Your physician and pain specialist play an important role in helping you deal with chronic pain. But you do too! It’s essential that you become an active participant in your own pain management. You can empower yourself by becoming better educated about treatment options and techniques to help you feel better – both physically and emotionally.
Evaluate Treatment Options
Dealing with chronic pain often involves experimenting with various treatment options to find which works best for you. While the Medtronic pain pump works wonders for some chronic pain sufferers, physical therapy is the go-to treatment for others.
There are a myriad of other treatment options available for chronic pain:
• Over-the-counter NSAIDs, such as Tylenol or Advil.

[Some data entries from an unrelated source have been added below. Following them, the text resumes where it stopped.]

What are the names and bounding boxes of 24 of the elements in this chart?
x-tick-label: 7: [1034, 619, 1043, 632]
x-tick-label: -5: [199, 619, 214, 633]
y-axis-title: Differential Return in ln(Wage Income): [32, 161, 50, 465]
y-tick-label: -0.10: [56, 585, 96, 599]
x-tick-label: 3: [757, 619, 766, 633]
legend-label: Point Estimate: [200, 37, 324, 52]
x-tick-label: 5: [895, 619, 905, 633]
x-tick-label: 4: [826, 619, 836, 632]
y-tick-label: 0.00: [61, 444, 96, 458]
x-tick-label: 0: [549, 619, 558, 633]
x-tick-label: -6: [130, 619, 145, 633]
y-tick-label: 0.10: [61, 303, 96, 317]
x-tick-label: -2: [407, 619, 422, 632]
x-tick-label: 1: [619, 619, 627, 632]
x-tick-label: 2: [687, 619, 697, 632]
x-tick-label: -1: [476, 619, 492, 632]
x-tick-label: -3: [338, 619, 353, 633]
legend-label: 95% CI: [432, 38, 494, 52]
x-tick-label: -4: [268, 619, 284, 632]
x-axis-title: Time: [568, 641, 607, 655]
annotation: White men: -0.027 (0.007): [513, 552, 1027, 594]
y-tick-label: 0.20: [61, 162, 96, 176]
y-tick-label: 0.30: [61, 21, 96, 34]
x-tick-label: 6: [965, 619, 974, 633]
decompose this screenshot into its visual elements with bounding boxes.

• Prescription medications, such as muscle relaxants, opiods and antidepressants
• Alternative therapies, such as acupuncture, massage and yoga
• Injections at the pain site, such as epidural or corticosteroid injections
• Meditation, distraction, imagery and relaxation techniques
Both the Mayo Clinic and WebMD support the use of exercise to bring relief from chronic pain. Exercise causes your body to release endorphins, which are chemicals that block pain signals from getting to your brain. Exercise-induced endorphins also improve mood, increase energy, reduce stress, and alleviate depression and anxiety — all of which play a role in controlling chronic pain.
Identify Stress Triggers
Dr. William Deardorff, who is board certified in clinical health psychology, advises patients suffering from chronic pain to identify stress or anxiety triggers that affect their pain. As a pain and spinal disorder specialist, Deardorff recommends patients keep a journal, diary or pain log to record their pain levels, along with corresponding activities. By identifying emotional or stress triggers that impact pain, patients are better equipped to avoid these triggers or lessen their impact.

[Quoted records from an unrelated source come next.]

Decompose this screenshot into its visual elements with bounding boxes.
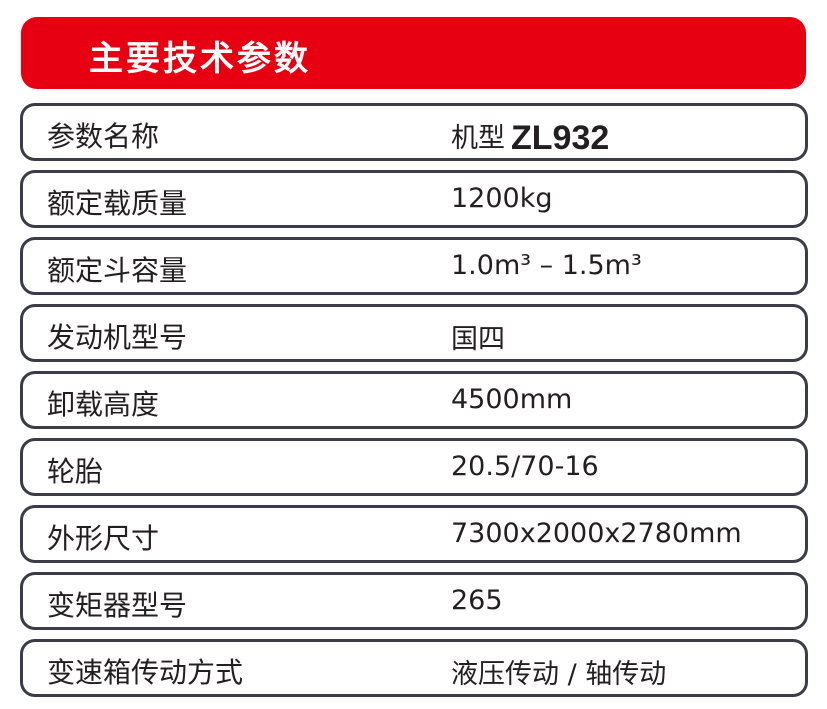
model-header: 机型 ZL932 bbox=[451, 116, 610, 157]
row-value: 20.5/70-16 bbox=[451, 451, 599, 482]
table-row: 外形尺寸 7300x2000x2780mm bbox=[20, 505, 808, 563]
title-banner: 主要技术参数 bbox=[21, 17, 806, 89]
row-label: 额定载质量 bbox=[47, 187, 188, 220]
row-value: 液压传动 / 轴传动 bbox=[451, 659, 667, 690]
row-value: 7300x2000x2780mm bbox=[451, 518, 742, 549]
row-value: 国四 bbox=[451, 324, 505, 355]
table-row: 轮胎 20.5/70-16 bbox=[20, 438, 808, 496]
row-value: 1.0m³ – 1.5m³ bbox=[451, 250, 642, 281]
table-row: 额定载质量 1200kg bbox=[20, 170, 808, 228]
row-label: 变速箱传动方式 bbox=[47, 656, 244, 689]
table-row: 变速箱传动方式 液压传动 / 轴传动 bbox=[20, 639, 808, 697]
row-label: 发动机型号 bbox=[47, 321, 188, 354]
table-row: 发动机型号 国四 bbox=[20, 304, 808, 362]
table-row: 卸载高度 4500mm bbox=[20, 371, 808, 429]
table-row: 变矩器型号 265 bbox=[20, 572, 808, 630]
row-value: 1200kg bbox=[451, 183, 553, 214]
page-title: 主要技术参数 bbox=[89, 39, 311, 79]
table-header-row: 参数名称 机型 ZL932 bbox=[20, 103, 808, 161]
row-label: 轮胎 bbox=[47, 455, 104, 488]
row-label: 额定斗容量 bbox=[47, 254, 188, 287]
param-name-header: 参数名称 bbox=[47, 120, 160, 153]
table-row: 额定斗容量 1.0m³ – 1.5m³ bbox=[20, 237, 808, 295]
row-value: 4500mm bbox=[451, 384, 573, 415]
model-prefix: 机型 bbox=[451, 123, 505, 154]
row-label: 变矩器型号 bbox=[47, 589, 188, 622]
model-name: ZL932 bbox=[511, 119, 610, 157]
row-label: 外形尺寸 bbox=[47, 522, 160, 555]
row-label: 卸载高度 bbox=[47, 388, 160, 421]
row-value: 265 bbox=[451, 585, 503, 616]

Become an Active Participant
Besides medications, treatments and physical therapy, it’s important for you to do what you can to take care of your body. This includes eating a healthy diet and getting adequate sleep. Eating a well-balanced and healthy diet reduces your risk of heart disease and helps manage your weight. Because alcohol can disrupt sleep, cut back. Additionally, avoid smoking, which can worsen circulation problems, not to mention increase your risk of cancer and heart disease.
Care for Your Emotional Health
There is no doubt chronic pain can take its toll on your mood, emotional health, and relationships with family and friends. It’s only natural to feel a wide range of emotions; from denial and frustration to anger and despair. If you’re constantly focusing on your pain, it can make the pain feel even worse. Find ways to distract yourself: spend time with family or friends, read a novel, or simply walk around the block to get your mind off your pain.
Another good way to care for your emotional health is to join a support group to connect with others who are experiencing what you are feeling. Find a support group near you by contacting The American Chronic Pain Association at 1-800-533-3231 or at their website: www.theacpa.org.